9 Responses to “Richard Widmark”
  1. photocindy23 says:

    He has always been one of my favorites. Every time he comes onto the screen, I am riveted. Great, great actor. Seemed like he would be a cool dude as well. Cheers.

  2. ajr says:

    That’s really sad. He was, I think, the last of the great noir stars. I shall watch Night and the City later this week and raise a glass to him.

  3. Anonymous says:

    Well, it’s kind of a surprise for me at least, since I assumed he had passed years ago.

    He was a great villain, but I really enjoyed how, particularly in Fuller’s films, he used that crazy, intense energy in a more (for lack of a better word right now) “heroic” context.

    And, looking at that picture, I’m reminded of the “Orson Welles’ Batman” hoax, and how he woulda made a great Joker.

    — Kent M. Beeson

  4. craigjclark says:

    I just found out about this.

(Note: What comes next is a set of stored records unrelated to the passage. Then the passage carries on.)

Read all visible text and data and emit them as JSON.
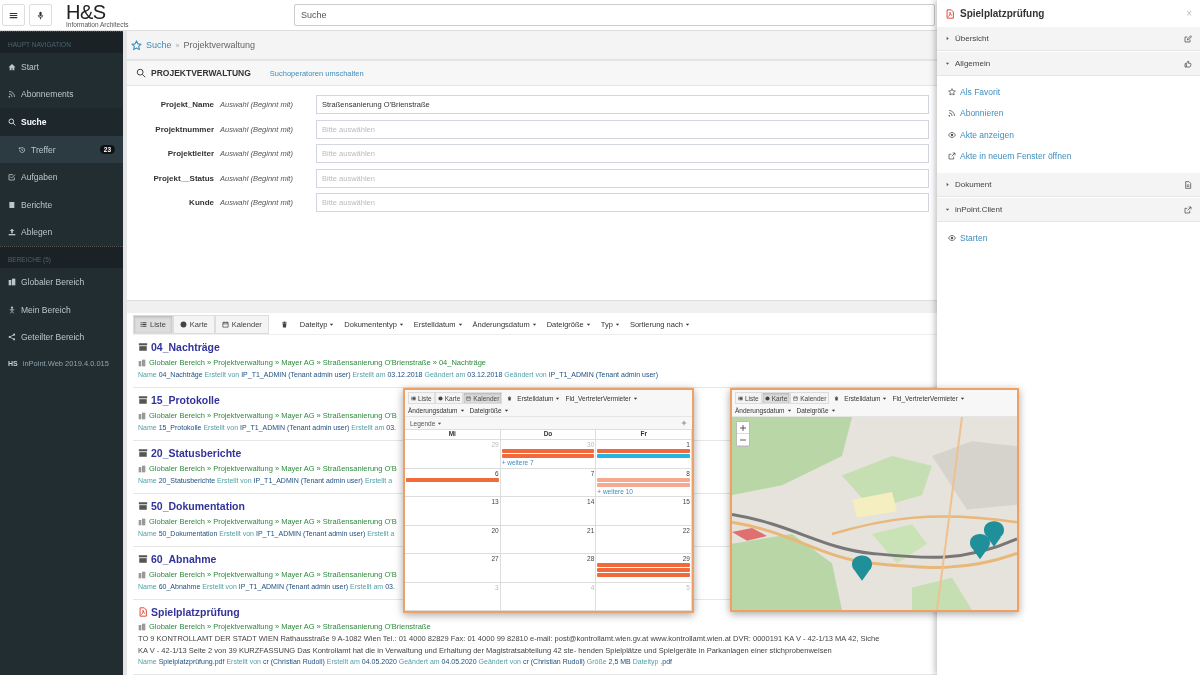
{
  "header": {
    "logo": "H&S",
    "logo_subtitle": "Information Architects",
    "search_placeholder": "Suche"
  },
  "sidebar": {
    "sections": [
      {
        "title": "HAUPT NAVIGATION",
        "items": [
          {
            "label": "Start",
            "selected": false
          },
          {
            "label": "Abonnements",
            "selected": false
          },
          {
            "label": "Suche",
            "selected": true,
            "children": [
              {
                "label": "Treffer",
                "selected": false,
                "badge": "23"
              }
            ]
          },
          {
            "label": "Aufgaben",
            "selected": false
          },
          {
            "label": "Berichte",
            "selected": false
          },
          {
            "label": "Ablegen",
            "selected": false
          }
        ]
      },
      {
        "title": "BEREICHE (5)",
        "items": [
          {
            "label": "Globaler Bereich",
            "selected": false
          },
          {
            "label": "Mein Bereich",
            "selected": false
          },
          {
            "label": "Geteilter Bereich",
            "selected": false
          }
        ]
      }
    ],
    "footer_logo": "HS",
    "version": "inPoint.Web 2019.4.0.015"
  },
  "breadcrumb": {
    "link": "Suche",
    "separator": "»",
    "current": "Projektverwaltung"
  },
  "search_panel": {
    "title": "PROJEKTVERWALTUNG",
    "toggle_link": "Suchoperatoren umschalten",
    "fields": [
      {
        "label": "Projekt_Name",
        "operator": "Auswahl (Beginnt mit)",
        "value": "Straßensanierung O'Brienstraße"
      },
      {
        "label": "Projektnummer",
        "operator": "Auswahl (Beginnt mit)",
        "placeholder": "Bitte auswählen"
      },
      {
        "label": "Projektleiter",
        "operator": "Auswahl (Beginnt mit)",
        "placeholder": "Bitte auswählen"
      },
      {
        "label": "Projekt__Status",
        "operator": "Auswahl (Beginnt mit)",
        "placeholder": "Bitte auswählen"
      },
      {
        "label": "Kunde",
        "operator": "Auswahl (Beginnt mit)",
        "placeholder": "Bitte auswählen"
      }
    ]
  },
  "results_toolbar": {
    "views": [
      {
        "label": "Liste",
        "selected": true
      },
      {
        "label": "Karte",
        "selected": false
      },
      {
        "label": "Kalender",
        "selected": false
      }
    ],
    "filters": [
      "Dateityp",
      "Dokumententyp",
      "Erstelldatum",
      "Änderungsdatum",
      "Dateigröße",
      "Typ",
      "Sortierung nach"
    ]
  },
  "results": [
    {
      "kind": "folder",
      "title": "04_Nachträge",
      "path": "Globaler Bereich » Projektverwaltung » Mayer AG » Straßensanierung O'Brienstraße » 04_Nachträge",
      "meta": [
        {
          "key": "Name",
          "value": "04_Nachträge"
        },
        {
          "key": "Erstellt von",
          "value": "IP_T1_ADMIN (Tenant admin user)"
        },
        {
          "key": "Erstellt am",
          "value": "03.12.2018"
        },
        {
          "key": "Geändert am",
          "value": "03.12.2018"
        },
        {
          "key": "Geändert von",
          "value": "IP_T1_ADMIN (Tenant admin user)"
        }
      ]
    },
    {
      "kind": "folder",
      "title": "15_Protokolle",
      "path": "Globaler Bereich » Projektverwaltung » Mayer AG » Straßensanierung O'B",
      "meta": [
        {
          "key": "Name",
          "value": "15_Protokolle"
        },
        {
          "key": "Erstellt von",
          "value": "IP_T1_ADMIN (Tenant admin user)"
        },
        {
          "key": "Erstellt am",
          "value": "03."
        }
      ]
    },
    {
      "kind": "folder",
      "title": "20_Statusberichte",
      "path": "Globaler Bereich » Projektverwaltung » Mayer AG » Straßensanierung O'B",
      "meta": [
        {
          "key": "Name",
          "value": "20_Statusberichte"
        },
        {
          "key": "Erstellt von",
          "value": "IP_T1_ADMIN (Tenant admin user)"
        },
        {
          "key": "Erstellt a"
        }
      ]
    },
    {
      "kind": "folder",
      "title": "50_Dokumentation",
      "path": "Globaler Bereich » Projektverwaltung » Mayer AG » Straßensanierung O'B",
      "meta": [
        {
          "key": "Name",
          "value": "50_Dokumentation"
        },
        {
          "key": "Erstellt von",
          "value": "IP_T1_ADMIN (Tenant admin user)"
        },
        {
          "key": "Erstellt a"
        }
      ]
    },
    {
      "kind": "folder",
      "title": "60_Abnahme",
      "path": "Globaler Bereich » Projektverwaltung » Mayer AG » Straßensanierung O'B",
      "meta": [
        {
          "key": "Name",
          "value": "60_Abnahme"
        },
        {
          "key": "Erstellt von",
          "value": "IP_T1_ADMIN (Tenant admin user)"
        },
        {
          "key": "Erstellt am",
          "value": "03."
        }
      ]
    },
    {
      "kind": "pdf",
      "title": "Spielplatzprüfung",
      "path": "Globaler Bereich » Projektverwaltung » Mayer AG » Straßensanierung O'Brienstraße",
      "snippet_lines": [
        "TO 9 KONTROLLAMT DER STADT WIEN Rathausstraße 9 A-1082 Wien Tel.: 01 4000 82829 Fax: 01 4000 99 82810 e-mail: post@kontrollamt.wien.gv.at www.kontrollamt.wien.at DVR: 0000191 KA V - 42-1/13 MA 42, Siche",
        "KA V - 42-1/13 Seite 2 von 39 KURZFASSUNG Das Kontrollamt hat die in Verwaltung und Erhaltung der Magistratsabteilung 42 ste- henden Spielplätze und Spielgeräte in Parkanlagen einer stichprobenweisen"
      ],
      "meta": [
        {
          "key": "Name",
          "value": "Spielplatzprüfung.pdf"
        },
        {
          "key": "Erstellt von",
          "value": "cr (Christian Rudoll)"
        },
        {
          "key": "Erstellt am",
          "value": "04.05.2020"
        },
        {
          "key": "Geändert am",
          "value": "04.05.2020"
        },
        {
          "key": "Geändert von",
          "value": "cr (Christian Rudoll)"
        },
        {
          "key": "Größe",
          "value": "2,5 MB"
        },
        {
          "key": "Dateityp",
          "value": ".pdf"
        }
      ]
    }
  ],
  "calendar_preview": {
    "views": [
      {
        "label": "Liste",
        "selected": false
      },
      {
        "label": "Karte",
        "selected": false
      },
      {
        "label": "Kalender",
        "selected": true
      }
    ],
    "filters": [
      "Erstelldatum",
      "Fld_VertreterVermieter",
      "Änderungsdatum",
      "Dateigröße"
    ],
    "legend": "Legende",
    "days": [
      "Mi",
      "Do",
      "Fr"
    ],
    "weeks": [
      [
        {
          "day": "29",
          "muted": true
        },
        {
          "day": "30",
          "muted": true,
          "events": [
            {
              "color": "#f26a3b"
            },
            {
              "color": "#f26a3b"
            }
          ],
          "more": "+ weitere 7"
        },
        {
          "day": "1",
          "muted": false,
          "events": [
            {
              "color": "#f26a3b"
            },
            {
              "color": "#22b5de"
            }
          ]
        }
      ],
      [
        {
          "day": "6",
          "muted": false,
          "events": [
            {
              "color": "#f26a3b"
            }
          ]
        },
        {
          "day": "7",
          "muted": false
        },
        {
          "day": "8",
          "muted": false,
          "events": [
            {
              "color": "#f6a98e"
            },
            {
              "color": "#f6a98e"
            }
          ],
          "more": "+ weitere 10"
        }
      ],
      [
        {
          "day": "13",
          "muted": false
        },
        {
          "day": "14",
          "muted": false
        },
        {
          "day": "15",
          "muted": false
        }
      ],
      [
        {
          "day": "20",
          "muted": false
        },
        {
          "day": "21",
          "muted": false
        },
        {
          "day": "22",
          "muted": false
        }
      ],
      [
        {
          "day": "27",
          "muted": false
        },
        {
          "day": "28",
          "muted": false
        },
        {
          "day": "29",
          "muted": false,
          "events": [
            {
              "color": "#f26a3b"
            },
            {
              "color": "#f26a3b"
            },
            {
              "color": "#f26a3b"
            }
          ]
        }
      ],
      [
        {
          "day": "3",
          "muted": true
        },
        {
          "day": "4",
          "muted": true
        },
        {
          "day": "5",
          "muted": true
        }
      ]
    ]
  },
  "map_preview": {
    "views": [
      {
        "label": "Liste",
        "selected": false
      },
      {
        "label": "Karte",
        "selected": true
      },
      {
        "label": "Kalender",
        "selected": false
      }
    ],
    "filters": [
      "Erstelldatum",
      "Fld_VertreterVermieter",
      "Änderungsdatum",
      "Dateigröße"
    ],
    "map": {
      "kind": "picture"
    }
  },
  "detail_panel": {
    "title": "Spielplatzprüfung",
    "close": "×",
    "sections": [
      {
        "label": "Übersicht",
        "expanded": false
      },
      {
        "label": "Allgemein",
        "expanded": true,
        "items": [
          "Als Favorit",
          "Abonnieren",
          "Akte anzeigen",
          "Akte in neuem Fenster öffnen"
        ]
      },
      {
        "label": "Dokument",
        "expanded": false
      },
      {
        "label": "inPoint.Client",
        "expanded": true,
        "items": [
          "Starten"
        ]
      }
    ]
  }
}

And I just recently rewatched Pickup on South Street, too.

    • medox says:

      I just saw Pickup on South Street (on the big screen, most excellently) for the first time last December. Hard-boiled gold all the way.

  5. teamwak says:

    I remember him terrifying me as a kid. He was an excellent baddy. There’s a line about what they do to squealers in prison. You wouldnt want to cross him.


  6. mr_noy says:

    I also assumed that he had passed away years ago (I did the same thing with Joseph Cotton). He was damned good and he stood out in everything I ever saw him in. I know Jules Dassin thought so highly of Widmark that he wanted to see him play Hamlet but it never happened. He always struck me as one of those actors who looked the part but was just too intense, too peculiar to be cast in conventional leading man roles.

  7. I’ll always remember him for his star turn in Night & the City where his character has basically no redeeming features, being a weaselly, cowardly git who steals from people who love him, yet thanks to Widmark, you still want him to win in the end.

  8. Anonymous says:

    It’s rather telling that a lot of these same themes were taken up again by Robert Zemeckis and Bob Gale in their next film, Used Cars, a infinitely darker comedy about the American way that stuck much closer to its original conception (and was executive produced by Spielberg).